Down South

Sarah Joyce Bersonsage

 

 

the night before the eclipse, i dreamed

that the underworld was a hospital in texas.

no beached ark of gleaming metal but

a sprawling campus, all in pastels—almost

a carnival for the dead.

every day their day below.

no pale asphodels, but aztec marigolds

and pomegranate sugar skulls,

and i had driven down

to help my aunt move in. she had

nine months to live

in my dream.

across the hall from the room where she died,

in the little ranch house not far from detroit,

sat a hundred porcelain dolls,

dressed in their best, as if for the funeral.
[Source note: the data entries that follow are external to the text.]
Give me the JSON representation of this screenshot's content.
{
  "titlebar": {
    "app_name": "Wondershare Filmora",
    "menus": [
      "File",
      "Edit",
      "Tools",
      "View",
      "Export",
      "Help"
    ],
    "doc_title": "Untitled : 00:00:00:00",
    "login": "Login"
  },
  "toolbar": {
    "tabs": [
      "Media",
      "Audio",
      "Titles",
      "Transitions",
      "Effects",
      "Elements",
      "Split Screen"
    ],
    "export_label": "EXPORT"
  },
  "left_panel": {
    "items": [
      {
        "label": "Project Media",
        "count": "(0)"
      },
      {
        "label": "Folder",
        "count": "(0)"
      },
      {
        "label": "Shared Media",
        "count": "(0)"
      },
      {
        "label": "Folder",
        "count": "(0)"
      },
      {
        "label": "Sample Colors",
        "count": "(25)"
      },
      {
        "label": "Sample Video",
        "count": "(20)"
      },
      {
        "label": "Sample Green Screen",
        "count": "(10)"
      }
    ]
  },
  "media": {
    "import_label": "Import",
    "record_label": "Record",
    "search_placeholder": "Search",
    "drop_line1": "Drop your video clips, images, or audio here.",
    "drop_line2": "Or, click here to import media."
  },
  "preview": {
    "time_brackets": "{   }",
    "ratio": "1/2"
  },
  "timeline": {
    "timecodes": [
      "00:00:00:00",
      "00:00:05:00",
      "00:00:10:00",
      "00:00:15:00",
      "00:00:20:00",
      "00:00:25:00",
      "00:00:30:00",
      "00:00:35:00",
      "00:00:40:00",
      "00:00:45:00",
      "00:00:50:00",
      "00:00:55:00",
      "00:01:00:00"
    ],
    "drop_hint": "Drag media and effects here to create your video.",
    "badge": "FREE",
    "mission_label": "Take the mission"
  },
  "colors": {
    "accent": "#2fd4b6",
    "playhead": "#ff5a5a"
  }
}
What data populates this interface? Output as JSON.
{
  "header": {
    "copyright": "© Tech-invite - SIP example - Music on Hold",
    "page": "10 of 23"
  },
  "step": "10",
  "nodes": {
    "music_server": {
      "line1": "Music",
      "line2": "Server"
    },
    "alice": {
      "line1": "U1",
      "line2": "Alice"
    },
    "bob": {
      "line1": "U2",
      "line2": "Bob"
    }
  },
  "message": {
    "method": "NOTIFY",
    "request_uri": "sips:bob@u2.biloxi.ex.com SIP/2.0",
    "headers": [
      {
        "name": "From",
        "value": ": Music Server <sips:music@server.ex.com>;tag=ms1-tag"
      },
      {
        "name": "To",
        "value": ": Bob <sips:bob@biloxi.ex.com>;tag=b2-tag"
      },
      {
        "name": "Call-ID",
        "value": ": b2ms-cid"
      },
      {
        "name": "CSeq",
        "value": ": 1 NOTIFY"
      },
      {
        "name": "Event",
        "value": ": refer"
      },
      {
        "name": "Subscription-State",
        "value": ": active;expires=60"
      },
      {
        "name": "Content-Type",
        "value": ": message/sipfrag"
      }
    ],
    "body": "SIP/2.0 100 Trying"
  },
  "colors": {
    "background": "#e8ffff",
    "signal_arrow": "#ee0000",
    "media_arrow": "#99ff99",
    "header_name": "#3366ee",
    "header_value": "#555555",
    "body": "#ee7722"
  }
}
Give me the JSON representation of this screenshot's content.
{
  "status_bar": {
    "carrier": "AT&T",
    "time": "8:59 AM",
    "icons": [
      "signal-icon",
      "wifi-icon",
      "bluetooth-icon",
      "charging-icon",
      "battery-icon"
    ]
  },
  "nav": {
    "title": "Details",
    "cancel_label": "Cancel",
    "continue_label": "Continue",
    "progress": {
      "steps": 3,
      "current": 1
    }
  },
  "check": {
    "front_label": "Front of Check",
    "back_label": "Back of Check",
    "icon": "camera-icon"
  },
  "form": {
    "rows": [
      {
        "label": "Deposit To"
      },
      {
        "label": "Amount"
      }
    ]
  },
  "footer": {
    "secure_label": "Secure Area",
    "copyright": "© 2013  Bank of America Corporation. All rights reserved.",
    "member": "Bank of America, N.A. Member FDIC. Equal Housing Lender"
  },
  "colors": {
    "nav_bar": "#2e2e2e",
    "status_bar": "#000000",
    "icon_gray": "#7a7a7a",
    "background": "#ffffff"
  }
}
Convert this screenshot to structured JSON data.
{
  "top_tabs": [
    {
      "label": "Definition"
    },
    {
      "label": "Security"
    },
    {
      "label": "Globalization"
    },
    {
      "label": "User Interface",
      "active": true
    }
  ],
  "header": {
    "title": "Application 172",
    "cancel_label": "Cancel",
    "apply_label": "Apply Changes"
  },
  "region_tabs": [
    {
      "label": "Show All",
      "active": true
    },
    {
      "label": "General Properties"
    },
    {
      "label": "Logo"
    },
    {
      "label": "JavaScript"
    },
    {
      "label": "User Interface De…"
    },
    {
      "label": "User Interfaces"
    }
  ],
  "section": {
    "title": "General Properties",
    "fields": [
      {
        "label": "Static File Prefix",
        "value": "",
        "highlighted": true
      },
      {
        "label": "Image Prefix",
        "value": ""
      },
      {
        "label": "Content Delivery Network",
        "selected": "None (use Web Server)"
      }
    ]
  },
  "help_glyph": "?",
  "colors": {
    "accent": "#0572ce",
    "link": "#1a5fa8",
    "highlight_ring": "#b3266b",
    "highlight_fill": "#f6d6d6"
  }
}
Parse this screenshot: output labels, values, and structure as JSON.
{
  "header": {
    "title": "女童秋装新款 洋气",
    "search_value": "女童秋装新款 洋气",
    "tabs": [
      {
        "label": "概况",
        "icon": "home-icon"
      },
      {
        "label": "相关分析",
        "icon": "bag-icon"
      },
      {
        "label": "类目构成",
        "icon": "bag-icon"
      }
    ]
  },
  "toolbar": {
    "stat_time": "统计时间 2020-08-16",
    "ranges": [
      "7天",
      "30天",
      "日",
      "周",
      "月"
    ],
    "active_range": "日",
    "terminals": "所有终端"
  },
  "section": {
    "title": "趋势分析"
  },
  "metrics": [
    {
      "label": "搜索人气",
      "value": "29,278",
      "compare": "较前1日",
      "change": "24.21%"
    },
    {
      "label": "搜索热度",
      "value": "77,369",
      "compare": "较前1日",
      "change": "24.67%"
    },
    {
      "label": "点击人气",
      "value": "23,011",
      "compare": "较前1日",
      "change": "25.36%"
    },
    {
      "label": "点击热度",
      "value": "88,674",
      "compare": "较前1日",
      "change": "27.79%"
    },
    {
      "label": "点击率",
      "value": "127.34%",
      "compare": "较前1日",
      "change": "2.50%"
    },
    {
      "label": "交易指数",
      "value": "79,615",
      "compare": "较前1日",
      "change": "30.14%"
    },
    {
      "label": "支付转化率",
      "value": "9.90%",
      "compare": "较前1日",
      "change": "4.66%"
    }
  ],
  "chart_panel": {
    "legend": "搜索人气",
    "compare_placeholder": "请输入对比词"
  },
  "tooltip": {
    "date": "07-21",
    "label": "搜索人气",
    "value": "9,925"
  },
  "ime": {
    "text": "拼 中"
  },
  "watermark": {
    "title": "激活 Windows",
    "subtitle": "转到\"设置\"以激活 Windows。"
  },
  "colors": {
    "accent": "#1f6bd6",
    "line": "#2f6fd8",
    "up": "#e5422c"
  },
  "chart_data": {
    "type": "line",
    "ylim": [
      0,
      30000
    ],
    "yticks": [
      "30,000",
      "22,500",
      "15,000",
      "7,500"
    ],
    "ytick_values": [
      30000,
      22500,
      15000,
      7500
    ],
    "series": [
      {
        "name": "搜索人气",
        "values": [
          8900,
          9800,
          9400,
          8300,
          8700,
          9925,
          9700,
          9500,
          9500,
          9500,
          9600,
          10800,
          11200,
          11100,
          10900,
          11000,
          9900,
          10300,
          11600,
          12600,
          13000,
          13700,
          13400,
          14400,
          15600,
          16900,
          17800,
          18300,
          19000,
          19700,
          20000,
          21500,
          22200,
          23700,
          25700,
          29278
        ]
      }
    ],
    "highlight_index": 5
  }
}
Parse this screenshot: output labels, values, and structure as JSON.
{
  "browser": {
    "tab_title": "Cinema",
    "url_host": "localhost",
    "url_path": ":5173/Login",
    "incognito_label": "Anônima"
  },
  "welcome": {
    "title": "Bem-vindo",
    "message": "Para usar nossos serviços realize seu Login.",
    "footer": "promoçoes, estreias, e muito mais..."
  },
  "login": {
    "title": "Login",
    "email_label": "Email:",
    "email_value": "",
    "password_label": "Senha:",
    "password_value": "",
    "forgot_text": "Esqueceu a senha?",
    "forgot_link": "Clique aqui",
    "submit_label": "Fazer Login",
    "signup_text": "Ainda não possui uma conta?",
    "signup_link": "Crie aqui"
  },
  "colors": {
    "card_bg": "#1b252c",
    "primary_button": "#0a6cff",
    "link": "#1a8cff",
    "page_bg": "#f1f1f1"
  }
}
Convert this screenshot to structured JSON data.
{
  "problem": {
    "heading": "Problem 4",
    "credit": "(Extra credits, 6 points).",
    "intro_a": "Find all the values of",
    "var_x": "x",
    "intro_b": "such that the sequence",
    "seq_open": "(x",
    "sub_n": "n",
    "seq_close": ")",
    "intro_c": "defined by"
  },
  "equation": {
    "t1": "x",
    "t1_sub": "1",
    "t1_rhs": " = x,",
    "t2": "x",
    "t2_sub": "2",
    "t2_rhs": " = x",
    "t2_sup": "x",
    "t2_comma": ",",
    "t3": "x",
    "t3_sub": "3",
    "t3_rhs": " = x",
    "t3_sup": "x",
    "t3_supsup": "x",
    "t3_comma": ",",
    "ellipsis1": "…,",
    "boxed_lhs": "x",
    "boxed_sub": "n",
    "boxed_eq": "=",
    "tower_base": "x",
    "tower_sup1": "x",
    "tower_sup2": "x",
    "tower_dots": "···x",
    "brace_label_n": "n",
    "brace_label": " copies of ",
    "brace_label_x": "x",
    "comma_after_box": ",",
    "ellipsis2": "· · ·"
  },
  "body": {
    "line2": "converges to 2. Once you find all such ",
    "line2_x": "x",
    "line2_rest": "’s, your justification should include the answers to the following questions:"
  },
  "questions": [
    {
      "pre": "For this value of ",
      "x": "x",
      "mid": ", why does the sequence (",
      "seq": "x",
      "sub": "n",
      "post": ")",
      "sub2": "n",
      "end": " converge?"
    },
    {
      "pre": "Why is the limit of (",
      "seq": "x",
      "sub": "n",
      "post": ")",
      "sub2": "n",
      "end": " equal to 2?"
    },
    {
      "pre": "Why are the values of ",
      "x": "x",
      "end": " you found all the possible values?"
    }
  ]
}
she took none of them with her to texas.

good greek girls used to sacrifice their toys

to artemis before their weddings.

my aunt was neither a good girl nor greek,

but the principle, i think, applies.

she brought ugly plastic kitchenware,

the sort that people gave to me—glad

to be rid of it—when i got my first

apartment. as i lugged it all

in the sunless heat, a border guard

(or rent-a-cop or ferryman)

began to yell at me,

but soon moved on

to harass a woman with darker skin

and no papers—and it struck me then

that there was here no river

no border

only

stagnant air

and sand.

 

 


Sarah Joyce Bersonsage received a B.A. from the University of Michigan-Flint and a Ph.D in English from the University of Rochester.  She is a native of the Flint area, to which she recently returned after numerous adventures in western New York, Philadelphia, and Washington, D.C.  Her current interests include Attic Greek, ecopsychology, and direct action.  She has two poems forthcoming in About Place, and her criticism has appeared in APPOSITIONS.